La suspensión de la incredulidad. “Easy leving”, la vida fácil, la sensación instantánea de que lo que se desea podría ser natural y al alcance de la mano, que inunda la historia como una música y crea una sensación de cruce que inicia un deslizamiento emocional lleno de posibilidades. La joven que busca algo que solo sospecha, la mujer madura que anhela algo de lo que ya está segura del todo, en esa atmósfera opresiva y tan estética de los años cuarenta, donde los hombres llevaban sombrero y bebían mucho y las mujeres vestían tan sofisticadamente, donde todo parecía mucho más contrastado, como el mundo de los padres que miran los niños. Donde un modelo de matrimonio por amor que se se había iniciado hacía casi dos siglos había alcanzado el máximo de una de sus posibilidades y también un límite que le iba a obligar a cambiar, a rasgarse y posibilitar otras salidas, a medida en que alguna gente comenzará a atreverse a romper sus convenciones.

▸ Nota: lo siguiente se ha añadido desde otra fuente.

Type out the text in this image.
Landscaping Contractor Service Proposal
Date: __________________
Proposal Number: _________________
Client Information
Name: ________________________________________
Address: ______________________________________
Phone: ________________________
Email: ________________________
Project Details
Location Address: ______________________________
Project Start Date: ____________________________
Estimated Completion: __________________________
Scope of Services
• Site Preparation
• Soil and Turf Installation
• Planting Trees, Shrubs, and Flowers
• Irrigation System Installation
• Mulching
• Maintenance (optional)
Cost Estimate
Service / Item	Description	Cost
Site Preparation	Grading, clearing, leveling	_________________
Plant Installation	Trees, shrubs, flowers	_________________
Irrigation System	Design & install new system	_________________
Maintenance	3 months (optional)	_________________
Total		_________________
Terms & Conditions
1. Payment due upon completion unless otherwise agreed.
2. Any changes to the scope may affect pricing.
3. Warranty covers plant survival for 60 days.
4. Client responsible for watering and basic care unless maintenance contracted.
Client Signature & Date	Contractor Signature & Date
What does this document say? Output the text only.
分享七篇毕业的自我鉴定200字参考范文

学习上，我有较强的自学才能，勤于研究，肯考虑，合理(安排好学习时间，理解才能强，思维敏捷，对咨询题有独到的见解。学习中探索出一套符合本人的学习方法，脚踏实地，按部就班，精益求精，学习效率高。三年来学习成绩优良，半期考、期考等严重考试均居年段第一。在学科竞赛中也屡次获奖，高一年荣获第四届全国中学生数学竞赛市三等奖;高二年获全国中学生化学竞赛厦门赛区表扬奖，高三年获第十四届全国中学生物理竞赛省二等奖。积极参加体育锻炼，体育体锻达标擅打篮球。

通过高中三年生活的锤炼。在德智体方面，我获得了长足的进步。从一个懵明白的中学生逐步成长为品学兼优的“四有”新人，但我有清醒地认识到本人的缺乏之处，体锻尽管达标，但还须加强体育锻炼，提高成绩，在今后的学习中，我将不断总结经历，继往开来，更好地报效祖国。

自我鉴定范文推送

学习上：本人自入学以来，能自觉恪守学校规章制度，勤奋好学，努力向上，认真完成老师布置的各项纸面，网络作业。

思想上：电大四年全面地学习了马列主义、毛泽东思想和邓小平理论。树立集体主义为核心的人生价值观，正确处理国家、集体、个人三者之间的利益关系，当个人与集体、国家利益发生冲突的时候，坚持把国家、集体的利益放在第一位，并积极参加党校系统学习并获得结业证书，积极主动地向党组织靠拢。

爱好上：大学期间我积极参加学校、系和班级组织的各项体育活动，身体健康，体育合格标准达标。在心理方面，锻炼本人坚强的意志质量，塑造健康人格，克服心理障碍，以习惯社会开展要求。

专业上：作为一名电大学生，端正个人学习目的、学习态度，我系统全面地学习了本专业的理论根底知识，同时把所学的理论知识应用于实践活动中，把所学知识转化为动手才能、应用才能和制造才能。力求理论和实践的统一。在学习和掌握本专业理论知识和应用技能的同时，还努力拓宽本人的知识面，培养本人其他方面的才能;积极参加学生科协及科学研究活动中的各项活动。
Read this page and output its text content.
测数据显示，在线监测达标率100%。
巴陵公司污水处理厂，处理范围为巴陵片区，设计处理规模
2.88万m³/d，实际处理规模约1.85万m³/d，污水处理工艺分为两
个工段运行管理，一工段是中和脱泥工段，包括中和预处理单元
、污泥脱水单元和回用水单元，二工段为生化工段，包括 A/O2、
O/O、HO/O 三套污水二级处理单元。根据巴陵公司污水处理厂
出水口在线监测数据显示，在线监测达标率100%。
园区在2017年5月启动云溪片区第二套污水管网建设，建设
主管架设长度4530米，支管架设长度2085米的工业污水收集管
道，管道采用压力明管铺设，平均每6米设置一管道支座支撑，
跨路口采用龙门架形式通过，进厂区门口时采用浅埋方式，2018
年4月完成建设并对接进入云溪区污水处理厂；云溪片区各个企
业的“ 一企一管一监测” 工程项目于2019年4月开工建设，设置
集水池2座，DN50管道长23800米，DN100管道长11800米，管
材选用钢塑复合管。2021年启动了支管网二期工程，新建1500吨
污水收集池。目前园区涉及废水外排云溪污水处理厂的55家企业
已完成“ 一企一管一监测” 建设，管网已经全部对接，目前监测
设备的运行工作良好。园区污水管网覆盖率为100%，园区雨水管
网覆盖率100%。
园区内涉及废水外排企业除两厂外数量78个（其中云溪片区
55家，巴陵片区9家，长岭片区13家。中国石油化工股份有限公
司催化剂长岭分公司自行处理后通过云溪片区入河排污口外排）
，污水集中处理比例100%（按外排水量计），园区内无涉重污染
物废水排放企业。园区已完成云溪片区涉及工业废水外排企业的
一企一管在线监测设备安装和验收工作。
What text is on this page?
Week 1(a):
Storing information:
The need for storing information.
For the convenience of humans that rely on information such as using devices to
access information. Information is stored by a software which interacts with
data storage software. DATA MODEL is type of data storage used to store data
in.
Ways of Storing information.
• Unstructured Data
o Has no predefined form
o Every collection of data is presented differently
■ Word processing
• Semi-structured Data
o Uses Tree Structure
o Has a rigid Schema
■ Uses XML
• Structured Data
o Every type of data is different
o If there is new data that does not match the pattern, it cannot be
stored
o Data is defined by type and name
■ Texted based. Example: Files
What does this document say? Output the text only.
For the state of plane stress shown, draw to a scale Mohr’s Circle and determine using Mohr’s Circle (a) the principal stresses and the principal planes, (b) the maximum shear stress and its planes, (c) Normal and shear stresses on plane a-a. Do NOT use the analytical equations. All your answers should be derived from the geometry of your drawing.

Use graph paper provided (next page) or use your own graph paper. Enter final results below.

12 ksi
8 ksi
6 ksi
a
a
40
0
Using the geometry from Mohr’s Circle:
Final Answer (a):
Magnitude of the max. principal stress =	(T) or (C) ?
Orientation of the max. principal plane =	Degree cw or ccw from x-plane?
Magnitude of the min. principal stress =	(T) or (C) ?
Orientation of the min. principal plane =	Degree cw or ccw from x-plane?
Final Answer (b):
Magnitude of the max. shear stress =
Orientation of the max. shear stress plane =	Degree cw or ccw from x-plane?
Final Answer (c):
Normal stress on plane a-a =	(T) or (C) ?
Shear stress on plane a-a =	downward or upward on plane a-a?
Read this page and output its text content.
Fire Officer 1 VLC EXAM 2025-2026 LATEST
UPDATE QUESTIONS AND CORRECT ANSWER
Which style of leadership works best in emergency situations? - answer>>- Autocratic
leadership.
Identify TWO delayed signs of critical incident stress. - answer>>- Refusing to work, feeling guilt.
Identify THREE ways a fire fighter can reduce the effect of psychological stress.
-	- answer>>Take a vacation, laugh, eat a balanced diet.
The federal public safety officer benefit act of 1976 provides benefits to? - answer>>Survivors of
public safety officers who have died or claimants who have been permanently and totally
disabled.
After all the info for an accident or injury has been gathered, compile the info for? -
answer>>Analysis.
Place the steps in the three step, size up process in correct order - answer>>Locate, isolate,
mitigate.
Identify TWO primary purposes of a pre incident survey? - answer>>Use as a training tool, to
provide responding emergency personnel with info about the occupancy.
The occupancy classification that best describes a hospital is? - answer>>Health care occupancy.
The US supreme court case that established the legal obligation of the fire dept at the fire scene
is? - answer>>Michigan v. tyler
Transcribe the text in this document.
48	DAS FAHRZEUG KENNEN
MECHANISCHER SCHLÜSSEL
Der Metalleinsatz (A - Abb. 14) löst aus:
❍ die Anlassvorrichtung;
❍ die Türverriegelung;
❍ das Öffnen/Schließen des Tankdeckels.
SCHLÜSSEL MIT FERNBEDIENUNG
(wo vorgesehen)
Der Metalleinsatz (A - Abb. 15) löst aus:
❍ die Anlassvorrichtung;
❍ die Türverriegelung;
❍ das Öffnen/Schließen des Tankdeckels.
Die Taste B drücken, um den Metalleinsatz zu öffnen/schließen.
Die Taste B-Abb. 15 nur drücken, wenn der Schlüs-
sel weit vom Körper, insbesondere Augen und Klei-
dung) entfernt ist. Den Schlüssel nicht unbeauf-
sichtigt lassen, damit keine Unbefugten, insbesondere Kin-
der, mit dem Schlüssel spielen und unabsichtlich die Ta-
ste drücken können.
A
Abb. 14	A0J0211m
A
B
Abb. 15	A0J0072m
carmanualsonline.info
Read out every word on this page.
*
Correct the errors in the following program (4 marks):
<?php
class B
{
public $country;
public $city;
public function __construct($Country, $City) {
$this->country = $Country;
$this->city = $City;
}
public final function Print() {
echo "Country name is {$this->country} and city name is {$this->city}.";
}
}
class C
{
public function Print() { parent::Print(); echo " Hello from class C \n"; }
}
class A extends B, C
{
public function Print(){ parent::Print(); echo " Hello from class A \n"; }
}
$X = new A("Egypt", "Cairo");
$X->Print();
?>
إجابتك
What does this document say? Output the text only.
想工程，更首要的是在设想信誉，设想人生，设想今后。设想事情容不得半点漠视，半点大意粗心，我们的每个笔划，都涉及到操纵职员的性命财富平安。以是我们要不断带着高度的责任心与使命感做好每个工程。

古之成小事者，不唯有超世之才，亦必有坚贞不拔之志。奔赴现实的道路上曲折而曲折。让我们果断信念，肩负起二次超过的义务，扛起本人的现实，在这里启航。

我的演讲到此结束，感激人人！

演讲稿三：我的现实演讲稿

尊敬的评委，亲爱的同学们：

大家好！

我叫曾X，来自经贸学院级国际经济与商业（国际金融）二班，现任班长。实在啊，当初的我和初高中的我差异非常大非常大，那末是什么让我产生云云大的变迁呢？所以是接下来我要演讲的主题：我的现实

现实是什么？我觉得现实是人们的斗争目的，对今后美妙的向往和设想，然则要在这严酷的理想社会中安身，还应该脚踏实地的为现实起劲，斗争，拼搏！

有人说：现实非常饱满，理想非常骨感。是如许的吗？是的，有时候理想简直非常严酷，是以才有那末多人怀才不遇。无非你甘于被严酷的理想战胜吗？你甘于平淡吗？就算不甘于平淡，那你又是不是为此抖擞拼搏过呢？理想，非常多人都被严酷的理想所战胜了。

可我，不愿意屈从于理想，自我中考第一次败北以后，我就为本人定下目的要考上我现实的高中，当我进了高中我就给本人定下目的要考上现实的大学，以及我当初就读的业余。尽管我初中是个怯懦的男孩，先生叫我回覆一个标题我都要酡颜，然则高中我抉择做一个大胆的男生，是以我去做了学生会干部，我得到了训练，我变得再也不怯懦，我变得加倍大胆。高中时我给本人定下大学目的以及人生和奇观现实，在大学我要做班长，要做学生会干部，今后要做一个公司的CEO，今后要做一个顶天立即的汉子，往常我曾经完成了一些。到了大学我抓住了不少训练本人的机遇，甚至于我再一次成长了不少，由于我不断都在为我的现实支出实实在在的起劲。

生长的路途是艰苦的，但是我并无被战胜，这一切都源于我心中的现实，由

Therese que capta algo que le parece esencial, que duda de sus impulsos y finalmente los sigue. Que acepta el reto de atreverse a seguir ese rastro en el que percibe la respuesta a un anhelo, la salida de un mundo de penumbra en el que se sentía perdida y amenazada con un fracaso que acababa de ver materializado en la Sra Robicheck, esa mujer vieja, sola y rota, su única amiga en los grandes almacenes, que la llevó a su casa y trató de regalarle un vestido con el que se vio muerta al otro lado del espejo. El olor de aquella casa y el olor del perfume de Carol como el contraste entre la oscuridad y la luz, la oportunidad que aparece y que hay que tener la valentía de perseguir. El deseo que se pone en marcha e incendia la imagen de búsqueda, que procura la energía necesaria para perseguir la vida que se presiente tras otros ojos, no solo al otro que puede ser amado sino también el significado de lo que se quiere hacer, los escenarios que quieren construirse y en los que merecería la pena trabajar, vivir y quizá crear.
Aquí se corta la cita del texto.